- Born: Martin Emmerling c. 1886 Germany
- Died: 1955 (aged 68–69)
- Occupation: Sideshow performer
- Known for: Could turn his head 180 degrees

= Martin Laurello =

Sideshow performer and biological rarity

Martin Joe Laurello (born Martin Emmerling, 1885–1955), also known by the stage names Human Owl and Bobby the Boy with the Revolving Head, was a German-American sideshow performer and biological rarity who could turn his head 180 degrees to the rear. He performed with groups such as Ripley's Believe it or Not, Ringling Brothers, and Barnum & Bailey.

==Early life ==
Laurello was born Martin Emmerling in Germany circa 1886. In 1921, together with a handful of other people with biological rarities from Europe, Laurello arrived in the United States. Laurello could turn his head 120 degrees. In the words of fellow sideshow performer Percilla Bejano, known as the "Monkey Girl", "[Laurello] could put his head all the way around". To accomplish this feat, he reportedly practised rotating his head for three years and also had to "dislocate various vertebrae". Being born with a slightly bent spine might have also aided Laurello in pulling off his act of flexibility.

==Career==

After discovering his unusual ability, Laurello spent several years developing it into a professional act. According to later accounts, he practised for hours each day and reportedly used a custom-made apparatus of iron bars and leather straps to gradually increase the range of motion in his neck until he could rotate his head approximately 180 degrees. He toured Europe before emigrating to the United States in 1921 aboard the White Star liner Olympic, travelling with a group of other European sideshow performers exhibited as giants and other biological rarities.

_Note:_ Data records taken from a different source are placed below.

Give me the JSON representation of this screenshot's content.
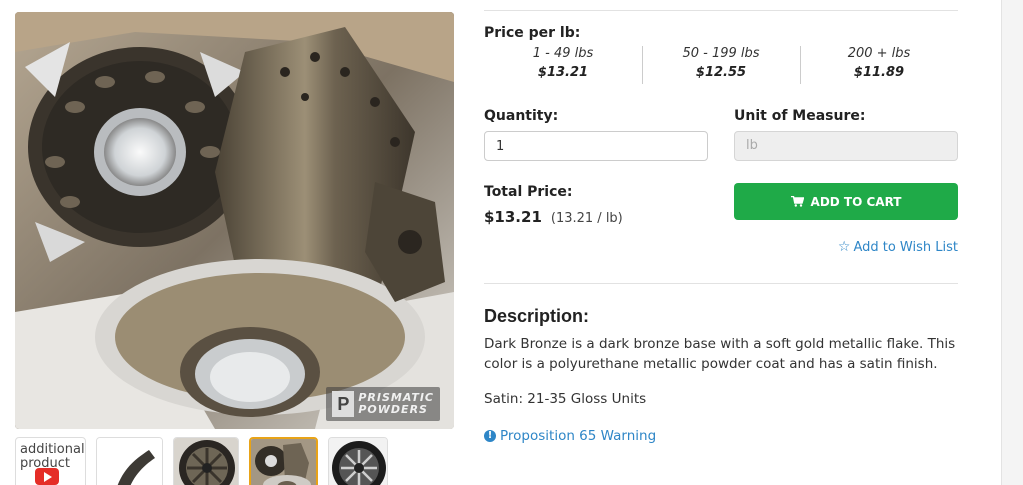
{
  "product_image": {
    "alt": "Dark Bronze powder coated motorcycle hub",
    "watermark_line1": "PRISMATIC",
    "watermark_line2": "POWDERS",
    "watermark_logo": "P"
  },
  "thumbnails": [
    {
      "type": "video",
      "alt_text": "additional product",
      "icon": "youtube-play-icon"
    },
    {
      "type": "image",
      "subject": "bronze swatch"
    },
    {
      "type": "image",
      "subject": "bronze wheel"
    },
    {
      "type": "image",
      "subject": "bronze hub",
      "active": true
    },
    {
      "type": "image",
      "subject": "dark wheel"
    }
  ],
  "pricing": {
    "heading": "Price per lb:",
    "tiers": [
      {
        "range": "1 - 49 lbs",
        "price": "$13.21"
      },
      {
        "range": "50 - 199 lbs",
        "price": "$12.55"
      },
      {
        "range": "200 + lbs",
        "price": "$11.89"
      }
    ]
  },
  "order": {
    "quantity_label": "Quantity:",
    "quantity_value": "1",
    "unit_label": "Unit of Measure:",
    "unit_value": "lb",
    "total_label": "Total Price:",
    "total_value": "$13.21",
    "total_detail": "(13.21 / lb)",
    "add_to_cart": "ADD TO CART",
    "wish_list": "Add to Wish List"
  },
  "description": {
    "heading": "Description:",
    "text": "Dark Bronze is a dark bronze base with a soft gold metallic flake. This color is a polyurethane metallic powder coat and has a satin finish.",
    "satin": "Satin: 21-35 Gloss Units",
    "prop65": "Proposition 65 Warning"
  },
  "colors": {
    "accent_green": "#1faa48",
    "link_blue": "#2e86c7",
    "active_thumb_border": "#e8a317",
    "bronze": "#6b5f4b"
  }
}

Upon arriving in the United States, Laurello began performing with Ringling Bros. and Barnum & Bailey Circus, where audiences were drawn by his ability to stand with his back to the crowd while looking directly at them over his shoulder.

By 1924, Laurello had joined a travelling show managed by T. A. Wolfe. During the 1920s and 1930s, he also appeared at Coney Island, Hubert's Museum in New York City, and the Ripley's Believe It or Not! Odditoriums, where he became one of the company's best-known attractions. In 1926, he demonstrated his unusual ability before hundreds of physicians attending an osteopathic convention in Philadelphia, who examined the movement of his neck and concluded that it was genuine, although highly unusual.

In addition to his signature performance, Laurello trained dogs and cats to perform acrobatic tricks, sometimes presenting the animal act alongside his own exhibitions. He continued performing into the 1940s, including appearances at the 1939 New York World's Fair, and by the middle of that decade had worked more than 200 weeks for Ripley's Believe It or Not! alone.

==Marketing and public image==

From the early 1920s until the end of his career, Laurello was promoted as a medical curiosity whose extraordinary flexibility appeared to defy explanation. His performances emphasized the appearance that his head had been turned completely around. He often stood with his back to the audience while maintaining eye contact over his shoulder, sometimes pretending to smoke a cigarette or drink a beer to heighten the effect. During his career, he appeared under several stage names, including The Human Owl, The Human Periscope, The Man with the Revolving Head, and Bobby the Boy with the Revolving Head.

Advertisements frequently offered a US$1,000 reward to anyone who could duplicate Laurello's feat, while newspaper coverage highlighted examinations by physicians who concluded that his unusual range of motion was genuine. During the 1930s and 1940s, his appearances with Ripley's Believe It or Not! helped establish him as one of the company's best-known attractions.

Like many sideshow performers in the early twentieth century, Laurello was frequently described in newspapers as a "freak", reflecting the language commonly used at the time to advertise people exhibited in sideshows. In 1922, he joined other members of the American Sideshow Performers' Association in publicly protesting the label. The performers argued that they preferred to be known as "strange people" rather than "freaks", contending that the term was inaccurate and demeaning despite its widespread use in newspaper publicity.

== Arrest ==
On 30 April 1931, Laurello was arrested by Baltimore police during a tent-packed performance for abandoning his spouse and two sons, after she lodged a complaint via telegram. He was reportedly found standing on a platform with his back and face looking towards the crowd, and when the two officers confronted him, he turned his head around and winked at them both, then was placed under arrest.